150 Milliarden Euro sollen bis 2030 im EU-Haushalt zur Verfügung stehen, um Hauseigentümern bei der Einhaltung der Mindestnormen für die Energieeffizienz unter die Arme zu greifen. Auch ein Teil des geplanten Klima-Sozialfonds soll für das Renovieren von Häusern verwendet werden.
Darüber hinaus sind zahlreiche Ausnahmen bei der Sanierungspflicht geplant. Für Denkmäler, architektonisch oder historisch wertvolle Gebäude sowie Sozialwohnungen sollen die Maßnahmen nicht verpflichtend sein.
Umweltorganisationen kritisieren die zahlreichen Ausnahmeregelungen. Dadurch werde die Wirksamkeit der Mindeststandards abgeschwächt, warnte Elisabeth Staudt von der Deutschen Umwelthilfe (DUH).
Reform der Gebäuderichtlinie: Wie geht es weiter?
Mit der Abstimmung im EU-Parlament sind die Pläne zur Überarbeitung der EU-Gebäuderichtlinie noch nicht beschlossen. Die EU-Staaten und das Parlament müssen noch einen Kompromiss finden, bevor die Vorgaben in Kraft treten können. Diese Verhandlungen ziehen sich in der Regel über mehrere Monate. Man hofft, bis Mitte 2023 einen Kompromiss gefunden zu haben. Änderungen an dem Vorhaben sind weiterhin möglich. Anschließend müssen die EU-Staaten die Regeln in nationales Recht umsetzen.

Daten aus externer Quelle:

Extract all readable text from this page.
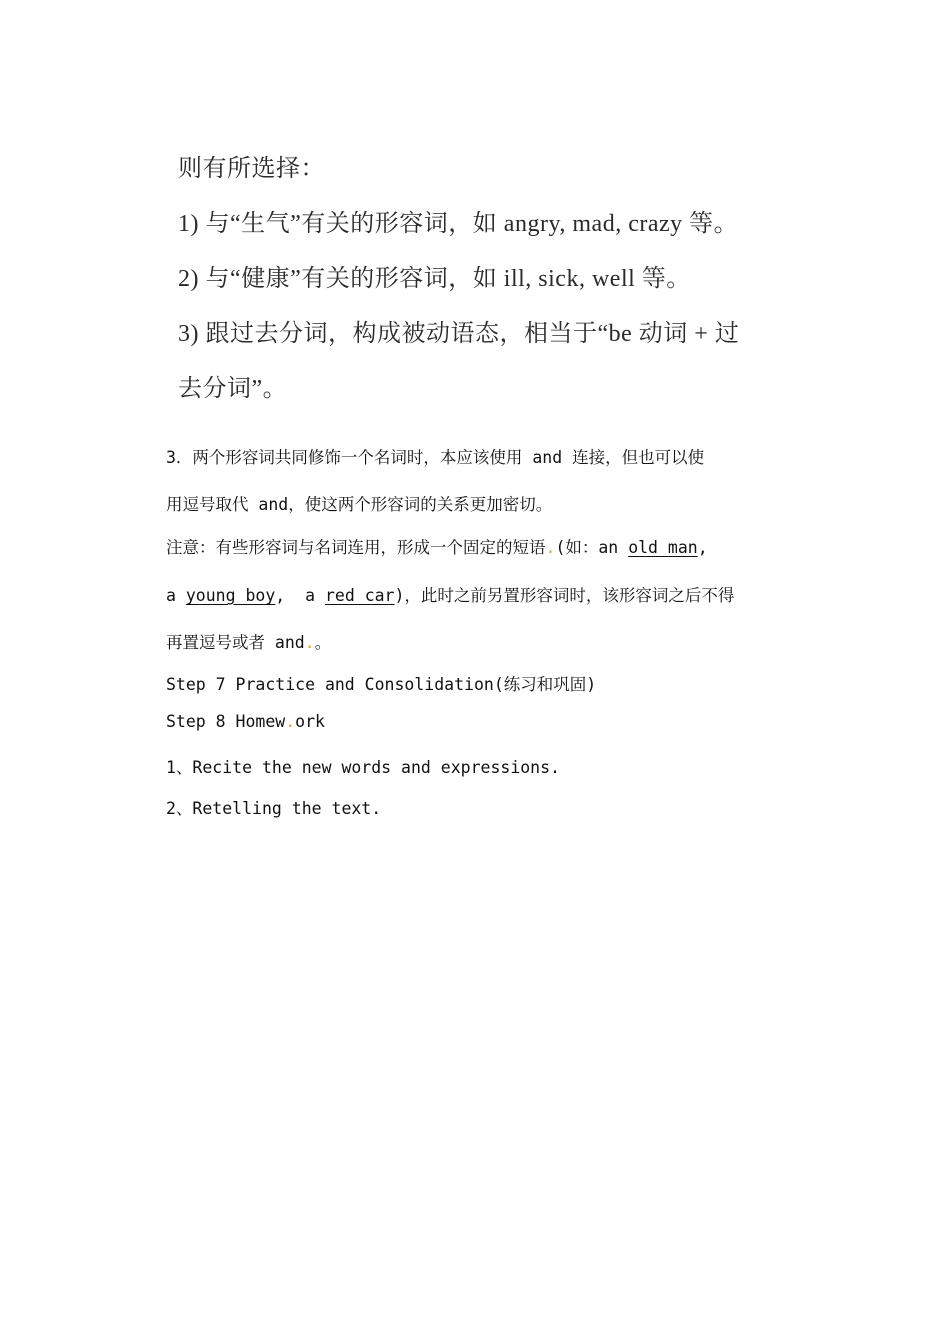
则有所选择：
1) 与“生气”有关的形容词，如 angry, mad, crazy 等。
2) 与“健康”有关的形容词，如 ill, sick, well 等。
3) 跟过去分词，构成被动语态，相当于“be 动词 + 过
去分词”。
3．两个形容词共同修饰一个名词时，本应该使用 and 连接，但也可以使
用逗号取代 and，使这两个形容词的关系更加密切。
注意：有些形容词与名词连用，形成一个固定的短语.(如：an old man,
a young boy,  a red car)，此时之前另置形容词时，该形容词之后不得
再置逗号或者 and.。
Step 7 Practice and Consolidation(练习和巩固)
Step 8 Homew.ork
1、Recite the new words and expressions.
2、Retelling the text.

Der Deutsche Immobilienverband (IVD) plädiert dafür, dass eine Sanierungspflicht für Wohnhäuser bis zehn Einheiten erst einsetzt, wenn das Gebäude den Eigentümer wechselt. Der neue Eigentümer müsste dann innerhalb von fünf Jahren nach dem Kauf energetisch sanieren. „Ein vernünftiger Lösungsansatz, weil der neue Eigentümer weiß, worauf er sich beim Erwerb der Immobilie einlässt“, sagt IVD-Präsident Jürgen Michael Schick.
Neue Förderboni und leichtere Förderbedingungen
Zum 1. Januar 2023 ist die novellierte Bundesförderung für effiziente Gebäude in Kraft getreten. Mit neuen Förderboni und leichteren Förderbedingungen will die Bundesregierung möglichst viele Menschen bei der energetischen Sanierung ihrer Häuser unterstützen. Denn: Bei der Sanierung des Gebäudebestands sind Klimaschutzeffekt und Fördereffizienz am höchsten.
Wer eine Komplettsanierung umsetzen und dafür Förderung beantragen möchte, wendet sich an die staatliche Kreditanstalt für Wiederaufbau (KfW). Wer Fenster, Türen oder Heizkessel austauschen möchte, wendet sich an das Bundesamt für Wirtschaft und Ausfuhrkontrolle (BAFA). Nur noch das BAFA ist künftig für die sogenannten Einzelmaßnahmen zuständig.